Célestine is a little mouse in a mice orphanage in the Mouse Town, located down under in the Bear City’s sewer. And in the orphanage grown-up rats always try to make sure that all the mice children are afraid of the big bad bears. Very afraid. In Mouse Town, bear cubs’ teeth are the main commodity. The grown-up rat’s front incisor teeth are quite fragile. So when they’re broken there must always be a healthy stock of replacement teeth. How could a rat survive without their incisors? They can’t even talk right without them. They mumbled and lisped until their teeth are fixed in the town’s main dental center. So grown-up rats regularly send up mice children like Célestine to collect bear cubs’ fell out baby teeth. Because, of course, in France it’s not tooth fairy who collects children’s teeth. It’s la petite souris. The little mouse.

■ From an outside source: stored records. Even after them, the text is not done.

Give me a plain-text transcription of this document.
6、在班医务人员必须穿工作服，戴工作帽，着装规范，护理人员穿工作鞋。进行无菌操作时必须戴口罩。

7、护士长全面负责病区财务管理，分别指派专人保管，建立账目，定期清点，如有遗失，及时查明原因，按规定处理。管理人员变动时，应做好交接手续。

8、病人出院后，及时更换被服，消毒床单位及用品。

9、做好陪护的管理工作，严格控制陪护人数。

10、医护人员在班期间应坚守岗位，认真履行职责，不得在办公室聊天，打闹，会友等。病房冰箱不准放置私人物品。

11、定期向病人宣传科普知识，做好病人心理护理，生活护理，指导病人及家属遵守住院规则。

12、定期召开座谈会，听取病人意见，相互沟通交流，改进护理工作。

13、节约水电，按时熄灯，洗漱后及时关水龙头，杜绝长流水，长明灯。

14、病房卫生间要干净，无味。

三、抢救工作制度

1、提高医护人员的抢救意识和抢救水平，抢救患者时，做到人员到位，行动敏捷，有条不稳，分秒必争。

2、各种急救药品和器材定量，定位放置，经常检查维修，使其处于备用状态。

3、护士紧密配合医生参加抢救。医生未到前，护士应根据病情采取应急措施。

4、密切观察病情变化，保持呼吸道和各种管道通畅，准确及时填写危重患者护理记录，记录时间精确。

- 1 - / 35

Up in the city, bears sure are look scary; or at least, grumpy. Also, they seem to hate mice very much. But is it true that all bears are evil? A poor, hungry, simpleton bear named Ernest came into the city looking for something to eat. He found Célestine in a trash bin, tried to eat her, but Célestine cleverly redirected him to a candy store cellar. True, Ernest is big and grumpy, but is he really bad? Célestine likes drawing, Ernest loves music. Célestine doesn’t believe that bears are bad, and Ernest doesn’t hate mice that much. Surely they can be friends. But the whole Bear City and the entire Mouse Town are going to disagree.
The movie’s banal humor approach can be annoying, but surely the artsy hand drawn water-color style animation is gorgeous. There’s that egalitarianism and anti-discrimination moral of the story, and of course there’s that obligatory idealistic good ending (And yes, you have to believe that mice can actually capture and imprison a huge sturdy bear). Small children will laugh here and there, but their parents might just scratch their heads and think, “So now we have to embrace the immigrants?